Introduction to the Fleetwoods

The Fleetwoods’ career at a glance

The Fleetwoods were a doo-wop/pop vocal group who achieved some measure of success as one of the few white vocal groups to have not only scored hits on the pop chart but on the R&B singles chart as well. They’re now fondly remembered by their first charting single and #1 hit “Come Softly To Me” in 1959. They consisted of Gary Troxel, Gretchen Christopher and Barbara Ellis. It was Christopher who wrote their hit song “Come Softly to Me.” When The Fleetwoods finally got a chance to record the song, it after became an instant hit after its release, topping the Hot 100 in 1959. However, the group were unable to match the success of their first single, although their following singles such as “Mr.
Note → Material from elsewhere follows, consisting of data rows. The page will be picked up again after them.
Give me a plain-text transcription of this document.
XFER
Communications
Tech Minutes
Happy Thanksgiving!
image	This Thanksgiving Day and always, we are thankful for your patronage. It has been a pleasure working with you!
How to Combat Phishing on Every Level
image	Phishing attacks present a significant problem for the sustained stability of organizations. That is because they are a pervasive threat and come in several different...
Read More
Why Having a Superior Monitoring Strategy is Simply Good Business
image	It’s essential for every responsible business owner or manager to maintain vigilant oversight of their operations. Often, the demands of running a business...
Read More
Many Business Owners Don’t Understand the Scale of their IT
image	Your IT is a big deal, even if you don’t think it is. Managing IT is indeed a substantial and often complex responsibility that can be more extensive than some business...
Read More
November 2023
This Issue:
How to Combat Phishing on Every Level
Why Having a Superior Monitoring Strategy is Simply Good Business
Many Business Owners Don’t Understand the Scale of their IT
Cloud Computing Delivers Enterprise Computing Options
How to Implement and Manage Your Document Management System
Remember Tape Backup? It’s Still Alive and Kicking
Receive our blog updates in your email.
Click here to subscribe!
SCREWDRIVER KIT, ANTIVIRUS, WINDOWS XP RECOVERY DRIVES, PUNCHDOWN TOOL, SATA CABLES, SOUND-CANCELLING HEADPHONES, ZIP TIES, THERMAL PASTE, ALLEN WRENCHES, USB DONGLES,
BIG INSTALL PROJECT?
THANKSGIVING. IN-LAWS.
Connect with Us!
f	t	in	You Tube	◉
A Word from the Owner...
Blue” and “Tragedy” both reached the Top 10, with the former peaking at #1. And also due to Troxel’s enlistment in the US Navy in the late 1950s, the Fleetwoods never sustained their popularity and success. They disbanded in 1963, but reunited in the 1990s to do a tour and release a “best-of” compilation album.

How did the Fleetwoods get together and start an act?

The Fleetwoods were an American doo-wop and pop vocal group who existed between the late 1950s and the early 1960s. During their heyday, The Fleetwoods were one of those rare white groups who managed to score hits not only on the pop charts but also on the R&B charts as well.

The group was formed in Olympia, Washington in 1958. The Fleetwoods were Gary Troxel, Gretchen Christopher and Barbara Ellis, who had known each other since childhood. They also attended the same high school. Originally, best friends Christopher and Elllis were a duo, but they became a trio when they soon persuaded Troxel to accompany their singing with a trumpet. However, Troxel soon discontinued playing the trumpet and concentrated on singing as well.

The Fleetwoods’ first number one hit with “Come Softly to Me”

Christopher wrote “Come Softly to Me” herself, originally as “Come Softly.” They used to sing this song at various school functions either by a cappella or accompanied by some instrument.

The song and the group eventually caught the attention of Dolphin Records’ Bob Reisdorff, who eventually signed the trio. “Come Softly to Me” was released on that label, and by the time the single was released, Dolphin changed its name into Dolton. “Come Softly to Me” turned out to be an immediate hit, topping the Billboard Hot 100 in 1959. It also went #5 on the US R&B chart, #1 on the Canadian singles chart, and #6 on the British chart.

The groups’ second number one hit with “Mr. Blue”; lineup changes

Their follow-up single “Graduation Day,” were written by all of the members. But unlike their first single, “Graduation Day” barely inched its way into the Top 40.

The Fleetwoods bounced back with “Mr. Blue” (written by Dewayne Blackwell) in 1959. The single was to be their second and last number hit on the pop chart. It also placed #3 on the R&B singles chart. But the band wasn’t too consistent in their chart performance especially after Troxel was drafted into the Navy in 1959. Troxel was temporarily replaced by Vic Dana, who went on to have a successful singing and recording career of his own.

The Fleetwoods’ other hits

The group’s other singles were only minor charters, although they scored their last Top 10 pop hit with “Tragedy” (written by Gerald H. Nelson and Fred B. Burch) in 1961. Other decent hits were “Outside My Window” (#28 pop, 1960), “Runaround” (#23 pop, 1960), “(He’s) The Great Imposter” (#30 pop, 1961), “Lovers by Night, Strangers by ay” (#36 pop, #14 easy listening, 1962), and “Goodnight My Love” (#32 pop, #12 adult contemporary, 1963).

Disbandment and reunion

The Fleetwoods disbanded in 1963, following the release of their last Top 40 single “Goodnight My Love”, their cover of a Jesse Belvin original. Three decades later, The Fleetwoods reunited with Troxel, Christopher and a new member in the name of Cheryl Huggins (Ellis had since retired from singing) to do a tour to perform their old classics to nostalgic audiences, following the release of the compilation disc on Rhino records, The Best of The Fleetwoods.